W XVII wieku protestantyzm i jego rozgałęzienia odrzucają już samą zasadę wiary wraz z władzą, która z niej wypływa według pojęć chrześcijańskich. Odtąd każde państwo, tak jak każde sumienie ma pretensje do niezależności. Polityka ogólna nie zna innej reguły jak interes, skoro ustał wpływ wiary objawionej. Europa cała trwa w stanie apostazji, lecz Piotr nie abdykuje z prawa swego! Na nim oparty, Pius VII ekskomunikuje Napoleona I-go w 1809 roku, a Pius IX — Napoleona III-go w 1860 r. Igrając wyrazem, szydercy utrzymywali, że święte, stare-kanony już nie strzelają… a jednak, jak się przekonano, trafiały, gdzie trzeba. [s. 175]

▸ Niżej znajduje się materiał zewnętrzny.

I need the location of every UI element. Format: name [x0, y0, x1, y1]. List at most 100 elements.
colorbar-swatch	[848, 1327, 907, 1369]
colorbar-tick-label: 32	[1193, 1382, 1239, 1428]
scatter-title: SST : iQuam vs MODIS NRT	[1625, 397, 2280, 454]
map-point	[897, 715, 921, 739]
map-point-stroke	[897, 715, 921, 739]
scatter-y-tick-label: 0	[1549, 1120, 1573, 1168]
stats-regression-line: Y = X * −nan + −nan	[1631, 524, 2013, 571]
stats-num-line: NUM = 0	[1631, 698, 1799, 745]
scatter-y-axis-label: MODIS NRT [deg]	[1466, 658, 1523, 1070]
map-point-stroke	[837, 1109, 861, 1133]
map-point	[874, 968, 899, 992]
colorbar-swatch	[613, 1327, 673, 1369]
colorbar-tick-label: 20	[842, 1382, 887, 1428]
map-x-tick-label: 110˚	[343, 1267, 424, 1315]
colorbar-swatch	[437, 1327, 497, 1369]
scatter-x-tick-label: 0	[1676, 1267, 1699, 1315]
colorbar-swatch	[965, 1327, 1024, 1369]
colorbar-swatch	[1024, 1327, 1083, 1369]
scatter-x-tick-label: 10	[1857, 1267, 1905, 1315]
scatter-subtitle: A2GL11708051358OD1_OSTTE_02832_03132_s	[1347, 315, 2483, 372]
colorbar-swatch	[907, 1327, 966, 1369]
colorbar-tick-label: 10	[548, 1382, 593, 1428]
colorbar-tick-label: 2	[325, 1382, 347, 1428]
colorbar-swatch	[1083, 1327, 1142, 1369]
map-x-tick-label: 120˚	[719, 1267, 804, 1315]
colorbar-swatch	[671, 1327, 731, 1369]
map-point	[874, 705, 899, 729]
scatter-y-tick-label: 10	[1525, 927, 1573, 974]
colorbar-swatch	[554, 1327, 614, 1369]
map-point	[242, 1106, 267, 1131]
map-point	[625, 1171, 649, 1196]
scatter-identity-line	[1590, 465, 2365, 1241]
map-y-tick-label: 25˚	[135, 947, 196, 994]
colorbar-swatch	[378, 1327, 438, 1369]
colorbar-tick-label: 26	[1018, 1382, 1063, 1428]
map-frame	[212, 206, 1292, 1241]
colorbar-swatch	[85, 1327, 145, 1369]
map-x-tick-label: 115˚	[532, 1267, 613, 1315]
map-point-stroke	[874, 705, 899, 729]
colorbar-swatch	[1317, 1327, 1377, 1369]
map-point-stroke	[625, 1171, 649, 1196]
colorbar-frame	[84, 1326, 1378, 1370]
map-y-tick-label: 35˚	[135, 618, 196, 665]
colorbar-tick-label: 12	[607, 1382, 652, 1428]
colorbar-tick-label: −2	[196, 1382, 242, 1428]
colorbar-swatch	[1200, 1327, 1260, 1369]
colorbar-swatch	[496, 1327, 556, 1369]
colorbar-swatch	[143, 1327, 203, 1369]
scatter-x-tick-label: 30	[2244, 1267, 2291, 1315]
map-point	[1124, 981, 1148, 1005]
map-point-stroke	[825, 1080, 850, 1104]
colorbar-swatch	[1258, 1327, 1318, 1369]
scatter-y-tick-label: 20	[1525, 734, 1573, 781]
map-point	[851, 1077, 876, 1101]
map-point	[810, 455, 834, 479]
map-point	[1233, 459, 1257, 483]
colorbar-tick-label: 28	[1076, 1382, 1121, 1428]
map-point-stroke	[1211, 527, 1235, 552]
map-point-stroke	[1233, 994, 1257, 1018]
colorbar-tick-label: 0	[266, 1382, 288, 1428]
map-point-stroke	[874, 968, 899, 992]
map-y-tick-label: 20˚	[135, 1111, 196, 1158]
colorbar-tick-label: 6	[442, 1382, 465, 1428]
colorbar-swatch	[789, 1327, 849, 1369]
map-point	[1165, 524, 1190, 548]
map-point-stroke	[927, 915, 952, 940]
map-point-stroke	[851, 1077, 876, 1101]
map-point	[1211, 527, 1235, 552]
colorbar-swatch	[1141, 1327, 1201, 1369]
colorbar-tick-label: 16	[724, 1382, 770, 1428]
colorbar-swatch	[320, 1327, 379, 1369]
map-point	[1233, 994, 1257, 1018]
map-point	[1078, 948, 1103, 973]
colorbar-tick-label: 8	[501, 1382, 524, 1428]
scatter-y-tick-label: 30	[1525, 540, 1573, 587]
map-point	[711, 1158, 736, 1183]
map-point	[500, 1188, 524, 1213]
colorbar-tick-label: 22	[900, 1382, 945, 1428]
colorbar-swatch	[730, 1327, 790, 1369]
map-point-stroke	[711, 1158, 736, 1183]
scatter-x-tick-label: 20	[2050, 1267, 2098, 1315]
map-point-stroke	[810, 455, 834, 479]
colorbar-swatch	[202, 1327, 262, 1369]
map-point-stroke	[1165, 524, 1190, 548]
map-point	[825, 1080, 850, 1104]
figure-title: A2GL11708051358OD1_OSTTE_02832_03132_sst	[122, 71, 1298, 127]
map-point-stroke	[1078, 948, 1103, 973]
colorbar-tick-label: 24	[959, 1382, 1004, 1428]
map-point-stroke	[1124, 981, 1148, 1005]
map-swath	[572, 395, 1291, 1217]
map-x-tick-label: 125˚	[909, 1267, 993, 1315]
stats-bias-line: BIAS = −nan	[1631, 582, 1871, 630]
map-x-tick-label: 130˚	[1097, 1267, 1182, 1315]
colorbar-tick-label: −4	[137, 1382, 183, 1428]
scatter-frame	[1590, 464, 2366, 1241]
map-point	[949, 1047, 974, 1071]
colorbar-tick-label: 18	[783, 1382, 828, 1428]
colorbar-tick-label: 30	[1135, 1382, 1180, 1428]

Prawo międzynarodowe i rewolucja. Z protestantyzmu wyrosła rewolucja. Rewolucja zaprzecza Boga i uznaje tylko człowieka. Człowiek wielbi własną potęgę i sekularyzuje życie społeczne we wszystkich jego objawach. Społeczność uznaje tylko samą siebie; a gdy daje sobie przywódców, to zachowuje przywilej odwołania swego mandatu. Każdy widzi, że to czysta anarchia; więc by ją osłonić, obdarzono państwo siłą anonimową i bezgraniczną: państwo stoi samo i jest wszystkim: niżej, to tylko proch ludzki. Uosobienie najwyższego rozumu w społeczności, państwo, nosi w sobie pierwiastek władzy wszelkiej; ma prawo wszystko nakazać, wszystkiego wymagać. U dołu więc anarchia i wolna myśl, u góry despotyzm Brutusa lub Cezara. I to się nazywa prawo nowe! Boga na bok odłożywszy, społeczność narodów istnieje bez zasad, bez racji bytu, bez szacunku dla praw; nie zna innego boga, jak przemoc, a natchnienia swe czerpie z siedmiu grzechów głównych. Co znaczą wzdychania do pokoju? co znaczą kongresy? Prawo międzynarodowe ma za stróżów miliony ludzi od stóp do głów uzbrojonych, miliony dział piorunujących, miliony wynalazków na zagładę rodzaju ludzkiego. Porównajmy z tym stanem czasy, w których śpiewano: „Chwała Bogu na wysokości a na ziemi pokój ludziom dobrej woli”, i życzmy gorąco, aby ludy, przedziesiątkowane najnowszą bronią, spostrzegły się, że mniej kosztuje i więcej pociechy przynosi pieśń: Rorate coeli desuper et nubes pluant justum.